One evening, Sonia has a crisis in a restaurant, due to her hunger. On returning home, Vittorio loses his temper and humiliates her, forcing her to be naked and throwing the food she had managed to hide into the fireplace. Having reached the limit, in order to free herself, Sonia commits an extreme gesture so, taking advantage of a moment of distraction from Vittorio, she grabs the fire iron and kills him by hitting him on the head.

==Production==
Michela Cescon actually lost 15 kilograms (over 30 pounds) in weight during the making of the film, as the director wanted.

==Reception==
First Love has an approval rating of 53% on review aggregator website Rotten Tomatoes, based on 19 reviews, and an average rating of 5.8/10. Metacritic assigned the film a weighted average score of 57 out of 100, based on 8 critics, indicating "mixed or average reviews". As of October 2024, the film has a rating of 6.6/10 on IMDB, from approximately 1,900 user reviews.
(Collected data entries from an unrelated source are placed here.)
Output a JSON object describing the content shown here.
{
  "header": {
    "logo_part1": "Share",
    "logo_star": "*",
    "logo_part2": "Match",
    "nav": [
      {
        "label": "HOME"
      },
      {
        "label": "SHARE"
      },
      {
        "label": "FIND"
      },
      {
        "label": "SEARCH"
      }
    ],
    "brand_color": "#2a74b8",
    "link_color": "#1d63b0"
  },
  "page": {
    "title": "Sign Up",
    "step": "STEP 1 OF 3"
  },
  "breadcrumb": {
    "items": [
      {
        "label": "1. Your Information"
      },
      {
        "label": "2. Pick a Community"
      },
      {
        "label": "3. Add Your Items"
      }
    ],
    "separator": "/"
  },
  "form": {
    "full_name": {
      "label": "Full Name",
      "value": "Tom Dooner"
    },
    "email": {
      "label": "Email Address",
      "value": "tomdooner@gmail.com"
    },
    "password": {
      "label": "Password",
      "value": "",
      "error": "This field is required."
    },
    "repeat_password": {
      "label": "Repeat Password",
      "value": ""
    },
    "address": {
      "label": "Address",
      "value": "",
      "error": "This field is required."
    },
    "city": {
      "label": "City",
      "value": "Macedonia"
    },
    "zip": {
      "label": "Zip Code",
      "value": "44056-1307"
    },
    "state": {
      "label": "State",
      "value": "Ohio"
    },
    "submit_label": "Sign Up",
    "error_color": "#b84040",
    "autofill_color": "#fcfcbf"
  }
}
The film "has been described as “a horror movie about desire,” which seems fitting." Kevin Thomas of the Los Angeles Times finds this film "an elegantly told tale of obsession that, in failing to take on any larger meaning, rapidly becomes depressing to watch." Thomas and others are confused as to "why she [Sonia] strives so mightily to please someone so obviously insane."

===Awards===

Banda Osiris won the 2004 Silver Berlin Bear for Best Film Music. The band won at other festivals, too. At the Flaiano Film Festival, Michela Cescon won for Best Actress and Marco Onorato won for Best Cinematography.